Breaking News

OpenAI rolls out real-time voice models that can reason, translate & multitask

OpenAI introduced three new audio models - GPT-Realtime-2, GPT-Realtime-Translate and GPT-Realtime-Whisper for its developer platform, designed to make voice-based software agents more ‌conversational and capable of completing tasks in real time.

The new application programming interface (API) moves the ChatGPT-maker beyond transcription and chat toward agents that can listen, translate ⁠and act during live conversations.

The new models are now available for testing in OpenAI’s developer playground.

GPT-Realtime-2 is built to handle harder requests, call tools, manage interruptions, and maintain context during longer voice interactions.

GPT-Realtime-Translate supports translation from more than 70 languages into 13 output languages, targeting customer support, education and other settings.
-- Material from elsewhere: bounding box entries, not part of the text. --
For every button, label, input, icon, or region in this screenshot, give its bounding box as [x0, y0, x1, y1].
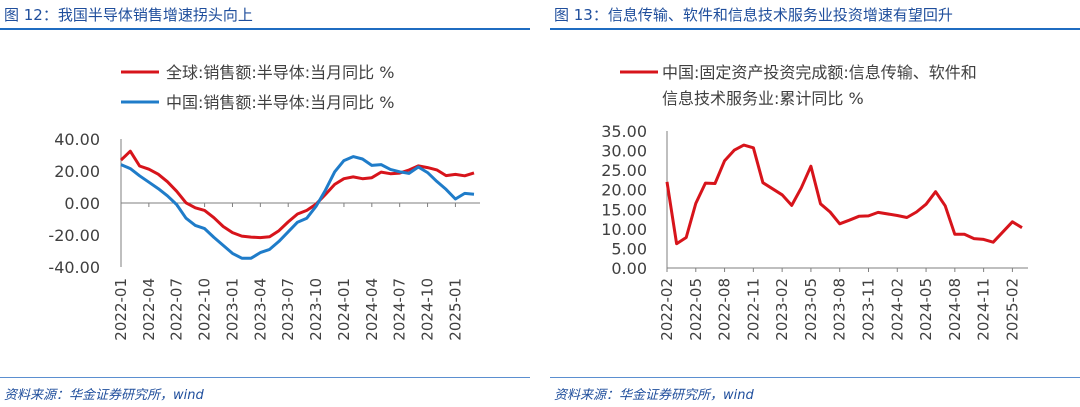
- y-tick-label: 40.00: [54, 130, 100, 149]
- series-line-0: [665, 143, 1023, 246]
- x-tick-label: 2022-04: [140, 278, 158, 341]
- right-source-note: 资料来源：华金证券研究所，wind: [554, 388, 754, 403]
- y-tick-label: 25.00: [601, 161, 647, 180]
- x-tick-label: 2023-08: [831, 278, 849, 341]
- x-tick-label: 2023-01: [223, 278, 241, 341]
- x-tick-label: 2023-07: [279, 278, 297, 341]
- x-tick-label: 2022-11: [744, 278, 762, 341]
- legend-label-0: 全球:销售额:半导体:当月同比 %: [166, 63, 394, 82]
- x-tick-label: 2024-11: [975, 278, 993, 341]
- y-tick-label: 0.00: [64, 194, 100, 213]
- x-tick-label: 2023-02: [773, 278, 791, 341]
- left-source-rule: [0, 377, 530, 378]
- x-tick-label: 2022-02: [658, 278, 676, 341]
- y-tick-label: 30.00: [601, 142, 647, 161]
- x-tick-label: 2022-05: [687, 278, 705, 341]
- x-tick-label: 2022-08: [716, 278, 734, 341]
- legend-label-0: 中国:固定资产投资完成额:信息传输、软件和: [662, 63, 977, 82]
- left-chart-panel: 图 12：我国半导体销售增速拐头向上 40.00 20.00 0.00 -20.00 -…: [0, 0, 530, 407]
- right-source-rule: [550, 377, 1080, 378]
- x-tick-label: 2024-10: [419, 278, 437, 341]
- y-tick-label: -20.00: [48, 226, 100, 245]
- legend-label-1: 中国:销售额:半导体:当月同比 %: [166, 93, 394, 112]
- right-title-rule: [550, 28, 1080, 30]
- left-source-note: 资料来源：华金证券研究所，wind: [4, 388, 204, 403]
- x-tick-label: 2022-10: [196, 278, 214, 341]
- x-tick-label: 2024-05: [917, 278, 935, 341]
- x-tick-label: 2022-01: [112, 278, 130, 341]
- x-tick-label: 2024-02: [888, 278, 906, 341]
- y-tick-label: -40.00: [48, 258, 100, 277]
- y-tick-label: 20.00: [601, 181, 647, 200]
- y-tick-label: 10.00: [601, 220, 647, 239]
- x-tick-label: 2024-04: [363, 278, 381, 341]
- x-tick-label: 2023-05: [802, 278, 820, 341]
- x-tick-label: 2022-07: [168, 278, 186, 341]
- right-figure-title: 图 13：信息传输、软件和信息技术服务业投资增速有望回升: [554, 6, 953, 24]
- right-chart-panel: 图 13：信息传输、软件和信息技术服务业投资增速有望回升 35.00 30.00 2…: [550, 0, 1080, 407]
- legend-label-line-2: 信息技术服务业:累计同比 %: [662, 89, 864, 108]
- x-tick-label: 2024-07: [391, 278, 409, 341]
- x-tick-label: 2023-04: [251, 278, 269, 341]
- y-tick-label: 35.00: [601, 122, 647, 141]
- y-tick-label: 15.00: [601, 200, 647, 219]
- series-line-1: [120, 155, 475, 260]
- left-figure-title: 图 12：我国半导体销售增速拐头向上: [4, 6, 253, 24]
- x-tick-label: 2025-02: [1003, 278, 1021, 341]
- y-tick-label: 5.00: [611, 239, 647, 258]
- x-tick-label: 2023-10: [307, 278, 325, 341]
- left-title-rule: [0, 28, 530, 30]
- series-line-0: [119, 149, 475, 240]
- left-chart-svg: 40.00 20.00 0.00 -20.00 -40.00 2022-01 2022-04…: [48, 63, 480, 341]
- x-tick-label: 2024-08: [946, 278, 964, 341]
- y-tick-label: 0.00: [611, 259, 647, 278]
- x-tick-label: 2024-01: [335, 278, 353, 341]
- x-tick-label: 2025-01: [446, 278, 464, 341]
- y-tick-label: 20.00: [54, 162, 100, 181]
- x-tick-label: 2023-11: [859, 278, 877, 341]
GPT-Realtime-Whisper delivers live speech-to-text capabilities, allowing captions, meeting notes, and workflow updates to be generated in real time as a person speaks.

Early customers testing the models include Zillow, Priceline, and Deutsche Telekom.

Pricing for GPT-Realtime-2 starts at $32 ⁠per million audio input tokens, GPT-Realtime-Translate costs $0.034 per minute and GPT-Realtime-Whisper $0.017 per minute.